The War Resisters League has put out a 2008 peace calendar titled “Salaam, Shalom, Solh: Nonviolence and Resistance in the Middle East and Beyond.” The slender volume, edited by Jim Haber, features heart-warming and heart-rending stories from movements bringing people together for peaceful change across dozens of political, religious and cultural divides. Reflecting today’s great struggle to end the war and occupation of Iraq and prevent a war with Iran, it focuses on the Middle East.

One vignette is featured for each week, opposite a week-at-a-glance page highlighting a anniversaries — triumphs and tragedies alike — from the peace, labor, civil rights, women’s and other people’s movements.

As Kathy Kelly, co-founder of Voices in the Wilderness, writes in her introduction, “The stories build our belief that nonviolence can change the world, that the poor should be society’s highest priority, that people should love their enemies, and that actions should follow conviction, regardless of inconvenience.”

A special feature is the calendar’s emphasis on the existence of a vigorous civil society in Iraq, a crucial aspect of that country’s current reality that is almost totally absent from the mainstream media. Here are those rarely told stories of union, women’s and religious organizations striving for a united, democratic, peaceful Iraq free of U.S. occupation and of sectarian violence.

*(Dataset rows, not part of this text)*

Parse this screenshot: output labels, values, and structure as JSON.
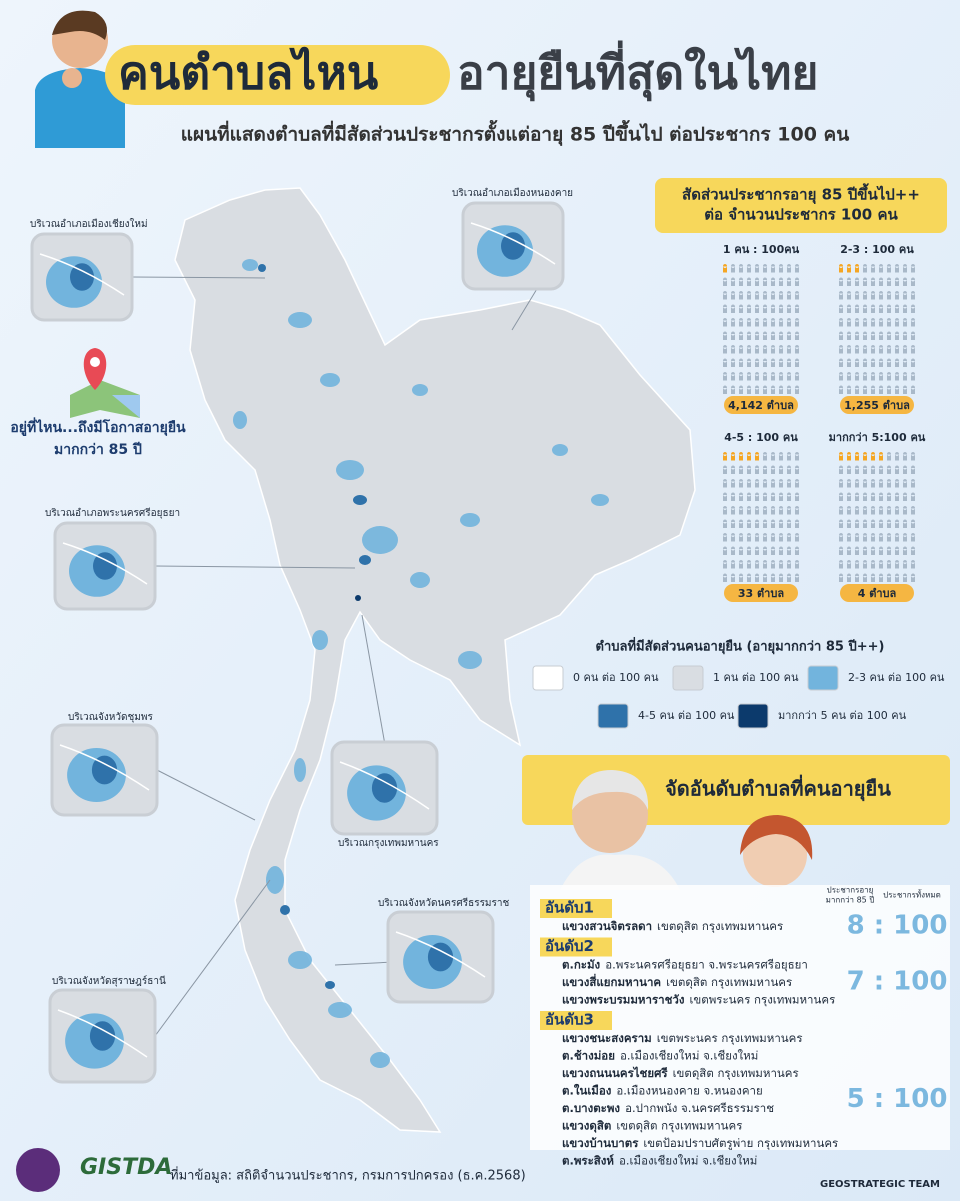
{
  "header": {
    "title_highlight": "คนตำบลไหน",
    "title_rest": "อายุยืนที่สุดในไทย",
    "subtitle": "แผนที่แสดงตำบลที่มีสัดส่วนประชากรตั้งแต่อายุ 85 ปีขึ้นไป ต่อประชากร 100 คน"
  },
  "callout": {
    "line1": "อยู่ที่ไหน...ถึงมีโอกาสอายุยืน",
    "line2": "มากกว่า 85 ปี"
  },
  "insets": [
    {
      "label": "บริเวณอำเภอเมืองเชียงใหม่"
    },
    {
      "label": "บริเวณอำเภอเมืองหนองคาย"
    },
    {
      "label": "บริเวณอำเภอพระนครศรีอยุธยา"
    },
    {
      "label": "บริเวณจังหวัดชุมพร"
    },
    {
      "label": "บริเวณกรุงเทพมหานคร"
    },
    {
      "label": "บริเวณจังหวัดนครศรีธรรมราช"
    },
    {
      "label": "บริเวณจังหวัดสุราษฎร์ธานี"
    }
  ],
  "pictogram": {
    "title_line1": "สัดส่วนประชากรอายุ 85 ปีขึ้นไป++",
    "title_line2": "ต่อ จำนวนประชากร 100 คน",
    "groups": [
      {
        "label": "1 คน : 100คน",
        "count": "4,142 ตำบล",
        "highlighted": 1
      },
      {
        "label": "2-3 : 100 คน",
        "count": "1,255 ตำบล",
        "highlighted": 3
      },
      {
        "label": "4-5 : 100 คน",
        "count": "33 ตำบล",
        "highlighted": 5
      },
      {
        "label": "มากกว่า 5:100 คน",
        "count": "4 ตำบล",
        "highlighted": 6
      }
    ]
  },
  "legend": {
    "title": "ตำบลที่มีสัดส่วนคนอายุยืน (อายุมากกว่า 85 ปี++)",
    "items": [
      {
        "label": "0 คน ต่อ 100 คน",
        "color": "#ffffff"
      },
      {
        "label": "1 คน ต่อ 100 คน",
        "color": "#d9dde2"
      },
      {
        "label": "2-3 คน ต่อ 100 คน",
        "color": "#72b4dd"
      },
      {
        "label": "4-5 คน ต่อ 100 คน",
        "color": "#2f72aa"
      },
      {
        "label": "มากกว่า 5 คน ต่อ 100 คน",
        "color": "#0c3a6c"
      }
    ]
  },
  "ranking": {
    "title": "จัดอันดับตำบลที่คนอายุยืน",
    "col_elderly_line1": "ประชากรอายุ",
    "col_elderly_line2": "มากกว่า 85 ปี",
    "col_total": "ประชากรทั้งหมด",
    "ranks": [
      {
        "rank": "อันดับ1",
        "ratio": "8 : 100",
        "entries": [
          {
            "place": "แขวงสวนจิตรลดา",
            "area": "เขตดุสิต กรุงเทพมหานคร"
          }
        ]
      },
      {
        "rank": "อันดับ2",
        "ratio": "7 : 100",
        "entries": [
          {
            "place": "ต.กะมัง",
            "area": "อ.พระนครศรีอยุธยา จ.พระนครศรีอยุธยา"
          },
          {
            "place": "แขวงสี่แยกมหานาค",
            "area": "เขตดุสิต กรุงเทพมหานคร"
          },
          {
            "place": "แขวงพระบรมมหาราชวัง",
            "area": "เขตพระนคร กรุงเทพมหานคร"
          }
        ]
      },
      {
        "rank": "อันดับ3",
        "ratio": "5 : 100",
        "entries": [
          {
            "place": "แขวงชนะสงคราม",
            "area": "เขตพระนคร กรุงเทพมหานคร"
          },
          {
            "place": "ต.ช้างม่อย",
            "area": "อ.เมืองเชียงใหม่ จ.เชียงใหม่"
          },
          {
            "place": "แขวงถนนนครไชยศรี",
            "area": "เขตดุสิต กรุงเทพมหานคร"
          },
          {
            "place": "ต.ในเมือง",
            "area": "อ.เมืองหนองคาย จ.หนองคาย"
          },
          {
            "place": "ต.บางตะพง",
            "area": "อ.ปากพนัง จ.นครศรีธรรมราช"
          },
          {
            "place": "แขวงดุสิต",
            "area": "เขตดุสิต กรุงเทพมหานคร"
          },
          {
            "place": "แขวงบ้านบาตร",
            "area": "เขตป้อมปราบศัตรูพ่าย กรุงเทพมหานคร"
          },
          {
            "place": "ต.พระสิงห์",
            "area": "อ.เมืองเชียงใหม่ จ.เชียงใหม่"
          }
        ]
      }
    ]
  },
  "footer": {
    "logo": "GISTDA",
    "source": "ที่มาข้อมูล: สถิติจำนวนประชากร, กรมการปกครอง (ธ.ค.2568)",
    "team": "GEOSTRATEGIC TEAM"
  }
}
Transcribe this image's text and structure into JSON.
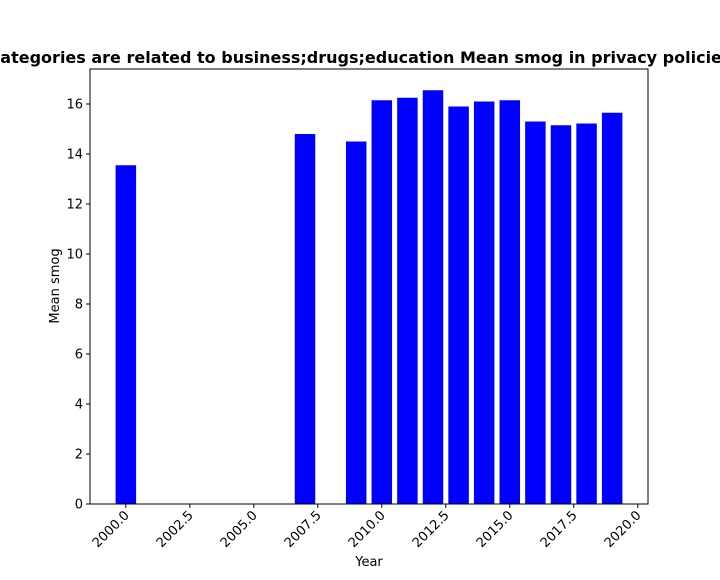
{
  "chart_data": {
    "type": "bar",
    "title": "Categories are related to business;drugs;education Mean smog in privacy policies",
    "xlabel": "Year",
    "ylabel": "Mean smog",
    "x": [
      2000,
      2007,
      2009,
      2010,
      2011,
      2012,
      2013,
      2014,
      2015,
      2016,
      2017,
      2018,
      2019
    ],
    "values": [
      13.55,
      14.8,
      14.5,
      16.15,
      16.25,
      16.55,
      15.9,
      16.1,
      16.15,
      15.3,
      15.15,
      15.22,
      15.65
    ],
    "bar_width": 0.8,
    "xlim": [
      1998.6,
      2020.4
    ],
    "ylim": [
      0,
      17.4
    ],
    "x_ticks": [
      2000.0,
      2002.5,
      2005.0,
      2007.5,
      2010.0,
      2012.5,
      2015.0,
      2017.5,
      2020.0
    ],
    "x_tick_labels": [
      "2000.0",
      "2002.5",
      "2005.0",
      "2007.5",
      "2010.0",
      "2012.5",
      "2015.0",
      "2017.5",
      "2020.0"
    ],
    "y_ticks": [
      0,
      2,
      4,
      6,
      8,
      10,
      12,
      14,
      16
    ],
    "y_tick_labels": [
      "0",
      "2",
      "4",
      "6",
      "8",
      "10",
      "12",
      "14",
      "16"
    ],
    "grid": false,
    "colors": {
      "bar": "#0000ff",
      "axis": "#000000",
      "background": "#ffffff"
    }
  }
}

From Israel and Palestine come stories of the united Arab and Jewish movements for solidarity in day-to-day life and in nonviolent resistance to Israeli occupation.

Another profile highlights Khan Abdul Ghaffar Khan, “the frontier Gandhi,” who helped lead the struggle for a united independent India, and who played a leading part in progressive developments in Afghanistan from the 1920s through the ’80s.

Not surprisingly, among such a sweeping view of struggles and actions, there are a few entries for which readers might prefer to substitute their own favorites.